I'm using SPSS, new to statistics. I have 2 groups of patients (Group 1: 1000 patients; Group 2: 400 patients). One of five different interventions (surgery a,b,c,d,e) was performed on subjects in each Group. I want to compare the frequency of each intervention between the groups (obtaining a P value).
So I want to say: there was/was not a statistically significant difference (P-value) in the number of 'interventions a" between the two groups.
Thanks
Use a 2-way chi-squared test, with group vs intervention as the two variables.
Speculating that the following table of counts is something like yours (and that the answer to @Dave's question is Yes), I will use it as an example. Columns are for interventions a, b, c, d, and e. [Using R.]
TAB = rbind(Gp1, Gp2); TAB
[,1] [,2] [,3] [,4] [,5]
Gp1 81 182 203 264 270 # sum 1000
Gp2 62 26 88 117 107 # sum 400
Observed counts $X_{ij}$ of subjects are shown in the table TAB: $X_{ij}, i=1,2; j = 1,2,3,4,5;$
and $\sum_{ij} X_{ij}=1400.$
A chi-squared test of homogeneity, uses the null hypothesis (homogeneous proportions for the five interventions) to find corresponding expected counts $E_{ij}, i=1,2; j = 1,2,3,4,5.$ See the formula in a statistics text or this link.

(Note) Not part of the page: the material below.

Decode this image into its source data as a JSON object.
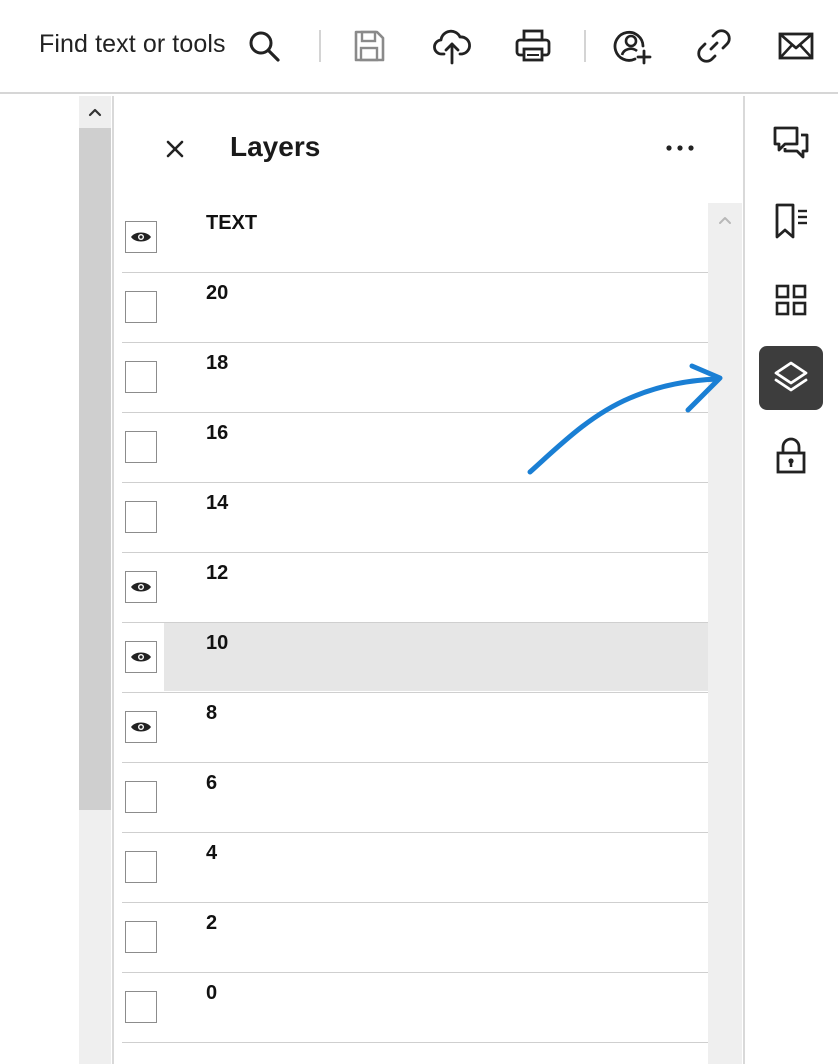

The P-value in the output of the chi-squared test below is very near $0.$ So, there are some significant differences between groups in proportions of interventions.
chisq.test(TAB)
Pearson's Chi-squared test
data: TAB
X-squared = 42.899, df = 4, p-value = 1.086e-08
The expected counts are shown in the table below:
chisq.test(TAB)$exp
[,1] [,2] [,3] [,4] [,5]
Gp1 102.14286 148.57143 207.85714 272.1429 269.2857
Gp2 40.85714 59.42857 83.14286 108.8571 107.7143
To get a chi-squared statistic as large as 42.9, there must have been large disagreements in some cells of the table between observed and expected counts. If intervention choices were made in the same way for the two groups, then it would be almost impossible to get a chi-squared statistic as large as $42.9.$
The squares of the ten Pearson residuals below add to give the chi-squared statistic. That is, $R_{ij} = \frac{X_{ij} - E_{ij}}{\sqrt{E_{ij}}}$ and $\sum_{ij} R_{ij}^2 = 42.899.$
Looking at residuals with the largest absolute values will give you a clue where the important disagreements between observed and expected counts may lie.

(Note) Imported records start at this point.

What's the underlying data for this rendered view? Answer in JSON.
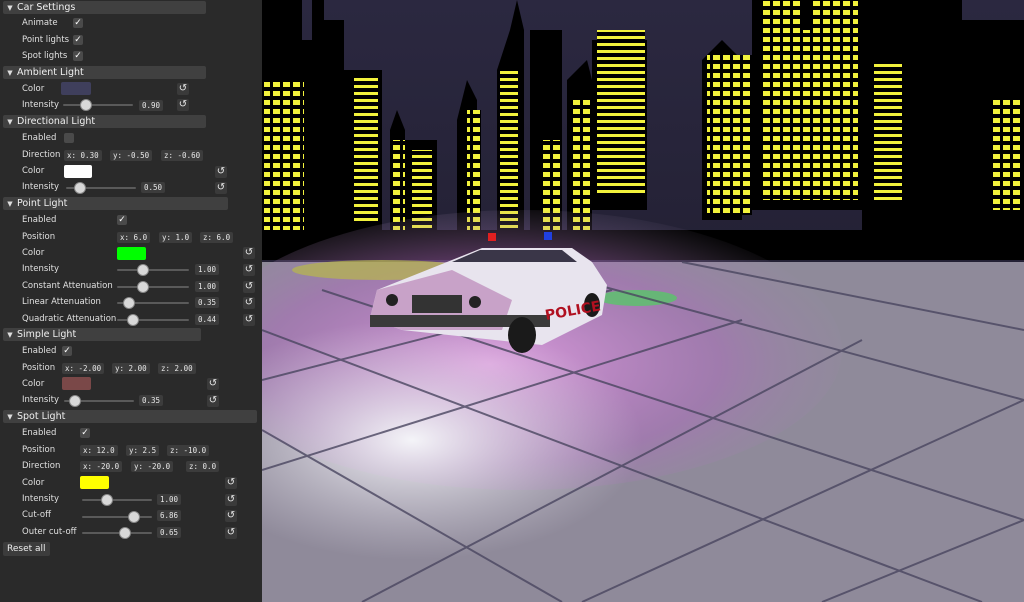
{
  "sections": {
    "car": {
      "title": "Car Settings",
      "animate": "Animate",
      "point_lights": "Point lights",
      "spot_lights": "Spot lights"
    },
    "ambient": {
      "title": "Ambient Light",
      "color_label": "Color",
      "intensity_label": "Intensity",
      "intensity": "0.90",
      "color": "#3f3f5c",
      "intensity_level": 0.45
    },
    "directional": {
      "title": "Directional Light",
      "enabled_label": "Enabled",
      "direction_label": "Direction",
      "dir_x": "x: 0.30",
      "dir_y": "y: -0.50",
      "dir_z": "z: -0.60",
      "color_label": "Color",
      "intensity_label": "Intensity",
      "intensity": "0.50",
      "color": "#ffffff",
      "intensity_level": 0.25
    },
    "point": {
      "title": "Point Light",
      "enabled_label": "Enabled",
      "position_label": "Position",
      "pos_x": "x: 6.0",
      "pos_y": "y: 1.0",
      "pos_z": "z: 6.0",
      "color_label": "Color",
      "intensity_label": "Intensity",
      "intensity": "1.00",
      "const_label": "Constant Attenuation",
      "const": "1.00",
      "linear_label": "Linear Attenuation",
      "linear": "0.35",
      "quad_label": "Quadratic Attenuation",
      "quad": "0.44",
      "color": "#00ff00"
    },
    "simple": {
      "title": "Simple Light",
      "enabled_label": "Enabled",
      "position_label": "Position",
      "pos_x": "x: -2.00",
      "pos_y": "y: 2.00",
      "pos_z": "z: 2.00",
      "color_label": "Color",
      "intensity_label": "Intensity",
      "intensity": "0.35",
      "color": "#7a4848"
    },
    "spot": {
      "title": "Spot Light",
      "enabled_label": "Enabled",
      "position_label": "Position",
      "pos_x": "x: 12.0",
      "pos_y": "y: 2.5",
      "pos_z": "z: -10.0",
      "direction_label": "Direction",
      "dir_x": "x: -20.0",
      "dir_y": "y: -20.0",
      "dir_z": "z: 0.0",
      "color_label": "Color",
      "intensity_label": "Intensity",
      "intensity": "1.00",
      "cutoff_label": "Cut-off",
      "cutoff": "6.86",
      "outer_label": "Outer cut-off",
      "outer": "0.65",
      "color": "#ffff00"
    }
  },
  "reset_all": "Reset all",
  "icons": {
    "collapse": "triangle-down-icon",
    "reset": "reset-icon",
    "check": "check-icon"
  },
  "scene": {
    "car_text": "POLICE"
  }
}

From the table below, we see that they lie in the first two columns. So, proportions of interventions a and b may have been significantly different between the two groups.
chisq.test(TAB)$res
[,1] [,2] [,3] [,4] [,5]
Gp1 -2.091990 2.742522 -0.3368980 -0.4936036 0.04352766
Gp2 3.307727 -4.336309 0.5326825 0.7804559 -0.06882327
If you do a post hoc test for just the first two columns, you get a highly significant result.
TAB.ab = rbind(c(81,182), c(62,26))
TAB.ab
[,1] [,2]
[1,] 81 182
[2,] 62 26
chisq.test(TAB.ab)$p.val
[1] 1.290181e-10
If you are going to look at several sub-tables in this way, then in order to minimize the risk of 'false discovery' you need to insist on P-values smaller than 5% to declare significant differences. (If you do lots of ad hoc tests on the same data, you may eventually get a significant P-value by chance alone--even if there is no real effect.) This is not a problem in my $2\times 2$ example just above, because the P-value is very nearly $0.$
Depending on particulars of your real data, you may have to look at only one or two $2\times 2$ sub-tables out of the ${5 \choose 2} = 10$ possibilities.